Rags-to-riches stories make us feel good. They're inspiring. But they're also oppressive: they preach the value that it's okay for billions of people to live in abject misery, because a vanishingly tiny fraction of them will escape it... and if they can do it, anyone can do it.
And to a point, that's true. Anyone can do it, with sufficient luck. But not everyone can get that lucky. There just aren't enough winning lottery tickets to go round. And for every slumdog millionaire who gets to have a movie made of their life, there are tens of thousands who live and die in the same misery they were born in.
"Stories are not, on the whole, interested in swineherds who remain swineherds, and poor and humble shoemakers whose destiny is to die slightly poorer and much humbler." -- Terry Pratchett, Witches Abroad.
I think that's why I like Thomas Hardy. Jude the Obscure is a tale of wasted potential; our hero constantly tries and fails to better himself, living out a life of high drama and deep tragedy without ever making a ripple in the world. That's a hero I can relate to.
But this "rags to riches" myth is endorsing poverty. And it's so unnecessary.
3 comments:
I saw the film (and wish I hadn’t) and your assumptions are correct. It is as you say only worse. Abject poverty is only the beginning of what is wrong with the protagonists world.
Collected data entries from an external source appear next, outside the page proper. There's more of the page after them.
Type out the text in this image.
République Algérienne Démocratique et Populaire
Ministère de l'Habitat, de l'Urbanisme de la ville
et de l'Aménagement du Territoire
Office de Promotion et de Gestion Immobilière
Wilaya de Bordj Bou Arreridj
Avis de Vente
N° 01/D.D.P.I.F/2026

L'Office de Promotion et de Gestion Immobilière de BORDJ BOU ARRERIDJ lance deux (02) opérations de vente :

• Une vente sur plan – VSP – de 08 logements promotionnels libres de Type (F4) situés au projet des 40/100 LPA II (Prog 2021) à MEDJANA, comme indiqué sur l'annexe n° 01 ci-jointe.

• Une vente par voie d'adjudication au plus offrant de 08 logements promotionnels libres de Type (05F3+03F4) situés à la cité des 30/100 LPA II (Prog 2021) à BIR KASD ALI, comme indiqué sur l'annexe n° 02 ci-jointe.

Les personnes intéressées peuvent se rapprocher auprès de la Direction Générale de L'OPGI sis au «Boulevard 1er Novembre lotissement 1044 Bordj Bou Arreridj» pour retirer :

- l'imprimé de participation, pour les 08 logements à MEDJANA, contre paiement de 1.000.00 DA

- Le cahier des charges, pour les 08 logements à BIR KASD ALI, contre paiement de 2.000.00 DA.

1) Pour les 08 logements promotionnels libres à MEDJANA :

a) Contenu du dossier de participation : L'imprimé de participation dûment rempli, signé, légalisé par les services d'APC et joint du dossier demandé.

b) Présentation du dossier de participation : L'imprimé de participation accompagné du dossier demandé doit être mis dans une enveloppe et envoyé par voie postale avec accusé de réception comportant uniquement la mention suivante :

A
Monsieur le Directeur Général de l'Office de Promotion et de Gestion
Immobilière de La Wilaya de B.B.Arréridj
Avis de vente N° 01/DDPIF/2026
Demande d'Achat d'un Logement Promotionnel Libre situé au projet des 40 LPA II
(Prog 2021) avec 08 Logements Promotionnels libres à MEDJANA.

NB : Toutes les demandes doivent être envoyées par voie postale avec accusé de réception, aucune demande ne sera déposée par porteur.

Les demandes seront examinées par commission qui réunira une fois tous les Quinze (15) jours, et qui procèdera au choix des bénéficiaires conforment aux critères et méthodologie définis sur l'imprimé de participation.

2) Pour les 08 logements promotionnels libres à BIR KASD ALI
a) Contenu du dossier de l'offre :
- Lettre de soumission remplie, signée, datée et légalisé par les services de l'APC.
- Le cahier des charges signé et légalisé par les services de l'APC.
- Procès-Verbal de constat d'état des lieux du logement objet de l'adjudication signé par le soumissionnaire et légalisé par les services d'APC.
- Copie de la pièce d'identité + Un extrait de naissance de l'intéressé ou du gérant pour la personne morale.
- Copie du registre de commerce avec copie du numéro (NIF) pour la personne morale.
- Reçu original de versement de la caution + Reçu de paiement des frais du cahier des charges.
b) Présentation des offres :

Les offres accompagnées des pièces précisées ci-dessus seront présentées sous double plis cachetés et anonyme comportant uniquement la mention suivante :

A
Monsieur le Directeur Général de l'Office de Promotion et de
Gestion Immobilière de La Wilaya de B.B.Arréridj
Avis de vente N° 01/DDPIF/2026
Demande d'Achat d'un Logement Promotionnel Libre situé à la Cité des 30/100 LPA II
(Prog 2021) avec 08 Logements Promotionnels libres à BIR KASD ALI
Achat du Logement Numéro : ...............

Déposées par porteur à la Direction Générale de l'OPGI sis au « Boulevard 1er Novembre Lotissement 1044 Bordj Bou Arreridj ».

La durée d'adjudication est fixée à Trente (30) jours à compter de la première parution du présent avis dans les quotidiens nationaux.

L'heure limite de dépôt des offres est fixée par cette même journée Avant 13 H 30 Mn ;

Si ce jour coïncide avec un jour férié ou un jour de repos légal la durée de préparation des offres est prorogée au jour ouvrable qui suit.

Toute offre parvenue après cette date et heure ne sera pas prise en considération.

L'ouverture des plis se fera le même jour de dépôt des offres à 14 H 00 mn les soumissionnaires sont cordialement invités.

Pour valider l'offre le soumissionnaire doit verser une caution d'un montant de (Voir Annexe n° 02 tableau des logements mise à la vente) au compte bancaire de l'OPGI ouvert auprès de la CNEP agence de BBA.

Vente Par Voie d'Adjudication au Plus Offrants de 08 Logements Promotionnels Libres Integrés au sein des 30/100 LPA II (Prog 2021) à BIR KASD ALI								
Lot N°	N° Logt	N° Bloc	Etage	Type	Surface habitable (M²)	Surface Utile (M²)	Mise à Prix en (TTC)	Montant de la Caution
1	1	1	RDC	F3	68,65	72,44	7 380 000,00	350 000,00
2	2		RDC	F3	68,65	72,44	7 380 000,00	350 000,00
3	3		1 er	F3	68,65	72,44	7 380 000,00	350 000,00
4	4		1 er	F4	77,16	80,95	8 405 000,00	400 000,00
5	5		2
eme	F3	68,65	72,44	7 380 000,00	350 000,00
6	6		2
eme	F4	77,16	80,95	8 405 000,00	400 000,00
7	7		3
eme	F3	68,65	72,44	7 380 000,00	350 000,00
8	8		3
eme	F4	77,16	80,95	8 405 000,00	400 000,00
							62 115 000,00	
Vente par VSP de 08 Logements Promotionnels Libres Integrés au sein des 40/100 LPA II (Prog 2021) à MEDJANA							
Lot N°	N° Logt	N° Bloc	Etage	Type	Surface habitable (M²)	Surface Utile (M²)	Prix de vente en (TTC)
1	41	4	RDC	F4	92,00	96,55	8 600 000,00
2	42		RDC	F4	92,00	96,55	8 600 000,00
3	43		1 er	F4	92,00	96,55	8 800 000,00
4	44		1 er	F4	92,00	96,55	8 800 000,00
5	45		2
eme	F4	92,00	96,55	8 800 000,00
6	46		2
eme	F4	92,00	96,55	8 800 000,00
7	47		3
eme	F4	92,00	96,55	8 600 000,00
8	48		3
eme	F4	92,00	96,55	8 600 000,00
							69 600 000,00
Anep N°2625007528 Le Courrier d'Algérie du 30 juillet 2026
Rather than being uplifted by the story I walked out of the theater saddened by the brutality of human kind.
I used to watch lots of movies. At least one a month in theatres, often more, for years. Now I'm down to what feels like two or three a year (cinemas in NZ just - suck), and I don't get the feeling I'm missing much.
I read it described as "poverty porn" by one reviewer, a British one I think. Consumption of brown-people poverty for the Western masses to ooh and aah over, shake their heads in dismay, cheer on the plucky hero and feel very Correct.
Ick. Danny Boyle should stick to rage-zombie movies.